User-Specified MAC Address Within a VM
Reading through my past blogs, I saw a nice post
by Vladan Seget on setting a virtual machine's MAC address within vSphere. This is an issue that comes up regardless of virtualization platform and there is no clear way to address fixed MAC addresses other than specifying one in a virtual machine.
Reasons for requiring a MAC address on a virtual machine to be user-specified usually stem from a P2V conversion, where an installed piece of software requires a MAC address as a licensing mechanism. Other situations can arise due to network address control (NAC) systems in use on a network or the Internet, which, again, may stem from a P2V conversion.

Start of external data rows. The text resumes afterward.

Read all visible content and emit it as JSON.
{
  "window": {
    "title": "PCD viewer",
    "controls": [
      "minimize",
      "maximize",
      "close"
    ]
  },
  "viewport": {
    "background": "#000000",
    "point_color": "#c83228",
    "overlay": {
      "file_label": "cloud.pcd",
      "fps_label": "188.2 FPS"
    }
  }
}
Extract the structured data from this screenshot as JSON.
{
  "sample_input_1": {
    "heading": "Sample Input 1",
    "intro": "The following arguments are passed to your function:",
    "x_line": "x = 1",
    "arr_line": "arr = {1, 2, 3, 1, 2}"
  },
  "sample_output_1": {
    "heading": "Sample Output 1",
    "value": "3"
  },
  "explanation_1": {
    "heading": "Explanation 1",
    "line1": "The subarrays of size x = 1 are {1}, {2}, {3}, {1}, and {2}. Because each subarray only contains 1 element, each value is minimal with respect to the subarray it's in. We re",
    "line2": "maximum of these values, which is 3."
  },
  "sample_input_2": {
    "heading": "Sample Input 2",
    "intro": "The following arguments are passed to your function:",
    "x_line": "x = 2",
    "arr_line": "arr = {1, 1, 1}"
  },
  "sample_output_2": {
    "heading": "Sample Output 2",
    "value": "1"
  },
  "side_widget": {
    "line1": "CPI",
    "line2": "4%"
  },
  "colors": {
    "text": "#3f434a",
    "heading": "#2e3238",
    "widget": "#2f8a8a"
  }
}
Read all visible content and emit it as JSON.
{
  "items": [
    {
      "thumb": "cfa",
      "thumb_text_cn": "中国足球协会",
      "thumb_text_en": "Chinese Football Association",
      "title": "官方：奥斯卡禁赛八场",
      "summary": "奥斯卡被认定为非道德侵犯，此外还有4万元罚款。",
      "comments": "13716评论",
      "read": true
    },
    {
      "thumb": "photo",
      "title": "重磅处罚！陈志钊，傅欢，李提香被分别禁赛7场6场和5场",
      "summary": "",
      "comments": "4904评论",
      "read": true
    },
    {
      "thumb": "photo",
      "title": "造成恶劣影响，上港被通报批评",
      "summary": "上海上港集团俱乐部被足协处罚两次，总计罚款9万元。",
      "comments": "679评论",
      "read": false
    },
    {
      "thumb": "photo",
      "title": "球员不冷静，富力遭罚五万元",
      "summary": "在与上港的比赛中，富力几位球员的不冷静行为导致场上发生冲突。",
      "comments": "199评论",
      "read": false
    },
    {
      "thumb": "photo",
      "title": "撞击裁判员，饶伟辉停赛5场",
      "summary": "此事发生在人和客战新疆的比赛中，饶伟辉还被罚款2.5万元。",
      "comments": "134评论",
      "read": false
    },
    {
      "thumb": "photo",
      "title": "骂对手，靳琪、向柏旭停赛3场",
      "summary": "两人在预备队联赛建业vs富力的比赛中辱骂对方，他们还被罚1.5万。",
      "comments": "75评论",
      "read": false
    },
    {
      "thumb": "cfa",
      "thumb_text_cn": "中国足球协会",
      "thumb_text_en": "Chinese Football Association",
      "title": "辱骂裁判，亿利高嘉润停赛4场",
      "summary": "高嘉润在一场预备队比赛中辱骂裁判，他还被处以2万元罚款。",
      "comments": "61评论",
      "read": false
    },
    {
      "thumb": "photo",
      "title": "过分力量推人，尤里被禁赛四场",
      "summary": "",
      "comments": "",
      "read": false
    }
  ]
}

Before I explain how to change a MAC address, it is worth outlining a summary view of the MAC address nomenclature. There are six parts to a MAC address. The first three are pairs of hexadecimal numbering that are referred to as a MAC unique identifier. Ironically, these are the unique identifiers of the network interface controller (NIC) manufacturer and are replicated all the time. The last three parts of two hexadecimal numbering is the unique instance of that MAC address from the NIC brand.
Take, for example, the following MAC address: 00-0C-29-D3-88-7C. 00-0C-29 is the MAC unique identifier for VMware ESX virtualization, and D3-88-7C is the specific VM. Each hypervisor and NIC brand has a designated MAC unique identifier. Be sure to see this scorecard of virtual machine MAC address identifiers.
Depending on the hypervisor, the MAC address can be specified a number of different ways. Sun VirtualBox has a field that you can simply type in a desired MAC address. VMware vSphere allows you to specify it within the vSphere Client for user-specified addresses in the range of 00-0C-29-xx-xx-xx. For vSphere environments, if an address outside of this boundary needs to be used, you'll be required to edit the machine's .VMX file.
|Figure 1. VMware virtual machines can use the default range of MAC addresses, or a user specified address.(Click image to view larger version.)
VMware has this KB article on how to set a static MAC address for a virtual machine, but I recommend you use this sparingly, and avoid it if possible. One example where a static MAC address definition can be avoided is a system with a DHCP reservation. The reservation could be changed from the current physical server's MAC address to the new, auto-created address of the virtual machine.
Do you find you're having to modify MAC addresses often? I've only had to do it a few times, of which I can count on one hand. Share your tricks and tips here for this practice.